When using predictive models, any cost estimating professional will tell you that it’s best to test your estimates up with either Validation or Benchmarking. Validation involves modeling projects against known actuals to prove the models can regularly predict a project’s cost outcome within a certain degree of accuracy. Usually this can involve modeling many projects until there is a level of comfort that following the same process will continue to yield very accurate results.
Benchmarking involves calibrating specific project parameters while considering past historical cost outcomes, and then using those parameters in to extrapolate forward looking estimates. It is critical to examine a project’s past performance to understand how an organization might operate in the future. As no two organizations are alike, analyzing and using past project data is the key to data-driven estimating.
In TruePlanning® Hardware projects, we usually think about benchmarking the key cost drivers known as Manufacturing Complexity for Structure or Electronics (MCPLXS/E), but really just about any input can be tuned as part of a benchmarking process. In a single Hardware Component, one could benchmark MCPLXS/E to a known Production Cost, and then tune Engineering Complexity to correct Development activities. Then within specific activities like Production Manufacturing, one could modify Material Index to adjust the balance between labor and materials, and at the lowest level, they could modify multipliers for every activity and every resource in the Worksheet Set to make every cost object match actuals, hour for hour and dollar for dollar.
Now, you would need very detailed actuals in order to benchmark a project at this level, and you need the actuals be organized in the same manner as the estimates are developed in order to make any sense. And to benchmark every cost object at a granular level would require all of the cost data to be well organized and probably a great degree of automation.
Some estimators may never have the opportunity to access data so detailed, and for some it may not be completely necessary. Maybe benchmarking to a high level total cost by component will suffice for predicting the total cost of a similar item in the future.
How far you go depends on how much data you have, how much time it takes, and what you want to use it for. Ultimately, if you want to build a statistically significant database of benchmarks, you need to find trends in the data points, and analyzing trends at the resource multiplier level could be very tedious. Regardless, lately there is a strong demand for data-driven estimates, and the more clearly you can tie your model inputs to historical data, the more you can defend or justify your estimate.

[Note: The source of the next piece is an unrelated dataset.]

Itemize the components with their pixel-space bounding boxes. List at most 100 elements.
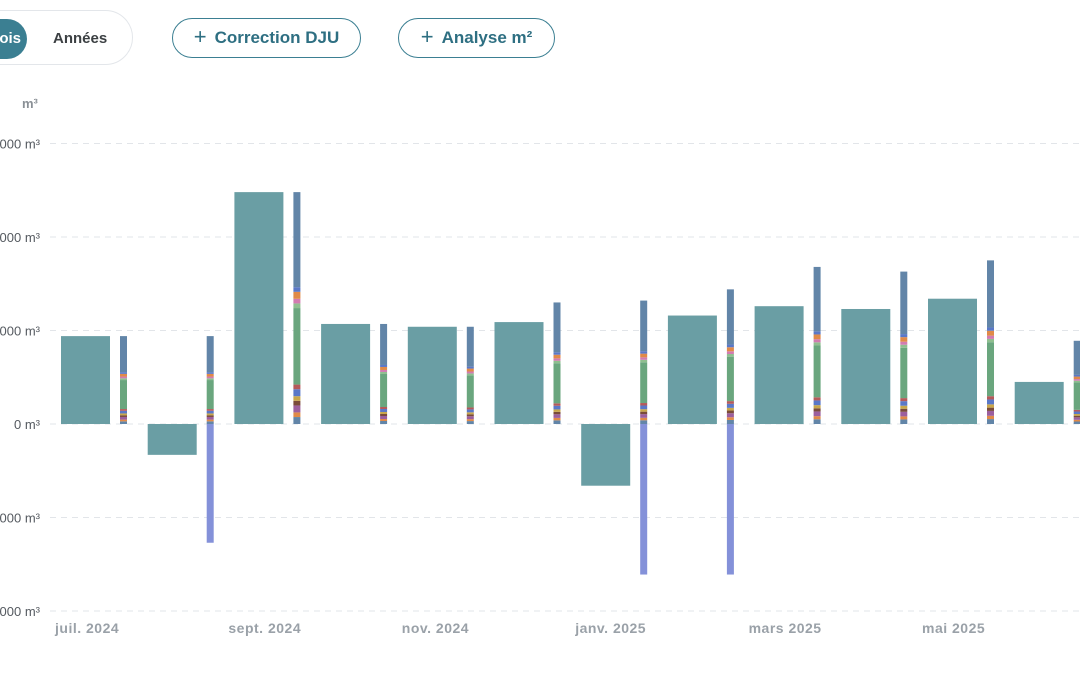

With each release of TruePlanning, Unison Cost Engineering is trying to make benchmarking (or calibration) easier, and more reusable (note the addition of the Calibration option in the input sheet in TP 16.1, and the Regression Analysis capabilities in TrueFindings®), and in some cases we are working in partnerships with customers to help them transform raw data, automate calibration, and eventually find trends through various values of data points that can be extrapolated from in the future. In a perfect world, we would use those benchmarks as a defendable Basis of Estimate in the proposal process.